Ho illustrato alcuni dei passaggi che ci consentono di “interpretare” un testo scritto in una lingua diversa dalla nostra. Ce ne sono indubbiamente altri, ma qui vorrei soffermarmi sulle operazioni mentali più interessanti che una versione classica ci aiuta a mettere in atto. Una visione di insieme preliminare, per quanto non ancora chiara, è la premessa per porsi delle domande a cui sottoponiamo il testo, quindi lo analizziamo nelle sue parti (frasi, parole, verbi) e riconduciamo queste ultime alla “trama”. Intuizione, ipotesi, deduzione, induzione, risposta: non sono le fasi di una qualsiasi ricerca, sia essa di carattere scientifico o diagnostica o economica o ancora “poliziesca”?
Partire dai dati (le parole o le frasi) si è detto, non ci aiuta minimamente a scoprire le cause di un fenomeno. Se voglio capire lo situazione di una azienda non mi basta conoscere le entrate e le uscite, i profitti o le perdite di un certo anno, mi interessa vedere o meglio prevedere l’andamento futuro. Può darsi che i dati mi confermino o smentiscano la mia ipotesi (chiuderà, sopravvivrà, si espanderà?), e allora prima di raccogliere i dati, ho bisogno di sapere “quali” dati mi servono. In sostanza, la ricerca scientifica non parte dalle “esperienze” (come una ingenua interpretazione del metodo galileiano fa pensare) ma “interroga” le esperienze, come vedeva giustamente Leo Apostel, è un “atto mentale”. La ricerca inizia, secondo Popper, quando si “inciampa” in un problema, in qualcosa che ancora non riusciamo a spiegare. Così è quando un brano latino o greco ci appare in una sorta di chiaroscuro. Di fronte a un disturbo qualsiasi in campo medico, devo decidere “quali” analisi mi occorrono per emettere la diagnosi. E così di fronte ai mercati finanziari che sono quanto di più “incerto” si trovano ad affrontare gli specialisti, abbiamo bisogno prima di prendere il “vocabolario” ( i dati macroeconomici) di formulare una ipotesi o una “previsione” su quali sono i dati (le frasi o le parole) che ci illuminano il cammino.
Ogni operazione di “previsione” insomma è ermeneutica e l’ermeneutica nasce proprio sul terreno della “traduzione”. Si dirà che ogni traduzione, anche quella delle lingue vive, esercita la mente nella maniera sopra descritta.

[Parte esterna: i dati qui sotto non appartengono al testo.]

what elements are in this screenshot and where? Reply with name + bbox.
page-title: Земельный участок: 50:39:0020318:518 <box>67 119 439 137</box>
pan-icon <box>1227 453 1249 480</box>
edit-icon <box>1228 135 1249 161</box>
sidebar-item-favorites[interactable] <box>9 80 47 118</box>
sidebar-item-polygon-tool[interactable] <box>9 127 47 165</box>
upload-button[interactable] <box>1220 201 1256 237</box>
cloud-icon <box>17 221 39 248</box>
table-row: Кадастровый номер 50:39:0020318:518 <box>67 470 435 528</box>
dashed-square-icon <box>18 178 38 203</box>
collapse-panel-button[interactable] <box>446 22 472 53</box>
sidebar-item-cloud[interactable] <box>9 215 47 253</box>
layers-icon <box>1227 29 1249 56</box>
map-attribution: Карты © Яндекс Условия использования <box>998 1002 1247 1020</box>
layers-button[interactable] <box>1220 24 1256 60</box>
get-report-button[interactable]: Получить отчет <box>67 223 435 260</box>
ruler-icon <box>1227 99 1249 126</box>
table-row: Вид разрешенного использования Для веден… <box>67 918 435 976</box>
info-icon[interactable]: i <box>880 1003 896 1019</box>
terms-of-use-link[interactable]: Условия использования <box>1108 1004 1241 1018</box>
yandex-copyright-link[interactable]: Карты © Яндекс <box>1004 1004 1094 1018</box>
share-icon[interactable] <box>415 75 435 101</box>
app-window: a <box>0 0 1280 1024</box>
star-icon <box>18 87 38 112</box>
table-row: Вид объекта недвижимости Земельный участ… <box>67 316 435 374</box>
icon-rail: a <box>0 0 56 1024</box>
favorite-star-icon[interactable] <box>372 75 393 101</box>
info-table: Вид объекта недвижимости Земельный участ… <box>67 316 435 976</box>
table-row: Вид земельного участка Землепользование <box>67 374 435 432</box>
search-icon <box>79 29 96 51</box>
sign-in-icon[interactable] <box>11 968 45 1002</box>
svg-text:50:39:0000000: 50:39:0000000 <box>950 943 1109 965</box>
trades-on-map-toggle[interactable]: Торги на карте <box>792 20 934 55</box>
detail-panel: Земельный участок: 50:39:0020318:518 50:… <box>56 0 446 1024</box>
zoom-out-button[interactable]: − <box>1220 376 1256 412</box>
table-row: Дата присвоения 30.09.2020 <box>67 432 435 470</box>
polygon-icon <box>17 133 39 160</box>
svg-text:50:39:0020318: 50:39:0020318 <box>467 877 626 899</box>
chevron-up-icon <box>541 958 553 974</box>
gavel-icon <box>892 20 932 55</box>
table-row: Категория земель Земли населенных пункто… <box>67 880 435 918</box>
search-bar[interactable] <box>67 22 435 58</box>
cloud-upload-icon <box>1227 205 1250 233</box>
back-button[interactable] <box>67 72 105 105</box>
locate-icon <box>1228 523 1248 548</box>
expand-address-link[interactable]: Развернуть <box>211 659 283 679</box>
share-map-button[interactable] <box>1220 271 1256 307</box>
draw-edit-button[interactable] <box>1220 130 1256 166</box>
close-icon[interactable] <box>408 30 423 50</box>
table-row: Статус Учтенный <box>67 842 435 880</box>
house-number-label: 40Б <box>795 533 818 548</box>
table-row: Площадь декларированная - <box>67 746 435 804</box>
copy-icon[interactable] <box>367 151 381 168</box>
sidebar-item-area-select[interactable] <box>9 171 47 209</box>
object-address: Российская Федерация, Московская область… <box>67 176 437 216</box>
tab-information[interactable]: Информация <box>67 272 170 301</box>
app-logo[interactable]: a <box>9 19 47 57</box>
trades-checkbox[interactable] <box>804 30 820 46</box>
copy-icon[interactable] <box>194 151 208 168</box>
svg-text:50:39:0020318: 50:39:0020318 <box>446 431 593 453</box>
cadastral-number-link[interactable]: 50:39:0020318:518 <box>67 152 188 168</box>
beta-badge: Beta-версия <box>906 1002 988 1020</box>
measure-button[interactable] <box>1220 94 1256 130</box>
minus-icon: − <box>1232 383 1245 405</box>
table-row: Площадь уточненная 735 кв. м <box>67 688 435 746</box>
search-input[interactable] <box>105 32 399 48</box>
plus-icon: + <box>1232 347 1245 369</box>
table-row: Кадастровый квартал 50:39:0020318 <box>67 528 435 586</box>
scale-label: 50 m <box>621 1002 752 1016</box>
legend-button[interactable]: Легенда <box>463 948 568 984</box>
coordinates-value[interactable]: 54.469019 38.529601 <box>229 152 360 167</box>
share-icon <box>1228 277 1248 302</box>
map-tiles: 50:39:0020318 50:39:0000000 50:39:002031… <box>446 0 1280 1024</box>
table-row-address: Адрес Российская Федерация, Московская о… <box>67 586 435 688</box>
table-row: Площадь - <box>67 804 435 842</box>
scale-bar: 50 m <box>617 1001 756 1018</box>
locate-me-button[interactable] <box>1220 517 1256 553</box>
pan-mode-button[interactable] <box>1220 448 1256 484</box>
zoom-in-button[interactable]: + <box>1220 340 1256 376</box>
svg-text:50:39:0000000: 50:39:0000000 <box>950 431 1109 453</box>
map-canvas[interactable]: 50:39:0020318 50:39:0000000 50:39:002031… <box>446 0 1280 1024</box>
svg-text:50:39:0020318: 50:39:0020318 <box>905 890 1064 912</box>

Ma il vantaggio della traduzione dal latino e dal greco è che ci troviamo di fronte a lingue “concluse”, vale a dire che la loro struttura si è ormai “fissata”: è come analizzare un corpo inanimato, ma che contiene ancora in sé i segni di una vita. Sta al traduttore naturalmente ridargli una vita, nel momento in cui la “traspone” nella sua lingua vivente. E in questo modo che la traduzione è anche un “tradimento”, ma nel senso buono del termine, come sanno bene i traduttori.
Un nota bene finale. Avevo appena terminato questo mio scritto quando nelle pagine di Cultura del Corriere della sera di ieri, venerdì 24 febbraio, è comparso l’interessante articolo di Dario Antiseri Le idee che aprono la mente con il sottotitolo “La traduzione di brani dalle lingue della civiltà antica è una concreta applicazione del metodo scientifico”. C’è una evidente assonanza con il mio intervento e, si parva licet…, non posso che compiacermi. Di fronte al sottotitolo del giornale, mi sentirei di avanzare una ulteriore “provocazione”: e se il metodo scientifico non fosse che una applicazione del metodo della traduzione? Non è stato affermato da qualcuno che l’inventore del “metodo scientifico” moderno sia stato quel Lorenzo Valla, “interprete-traduttore” della famosa Donazione di Costantino?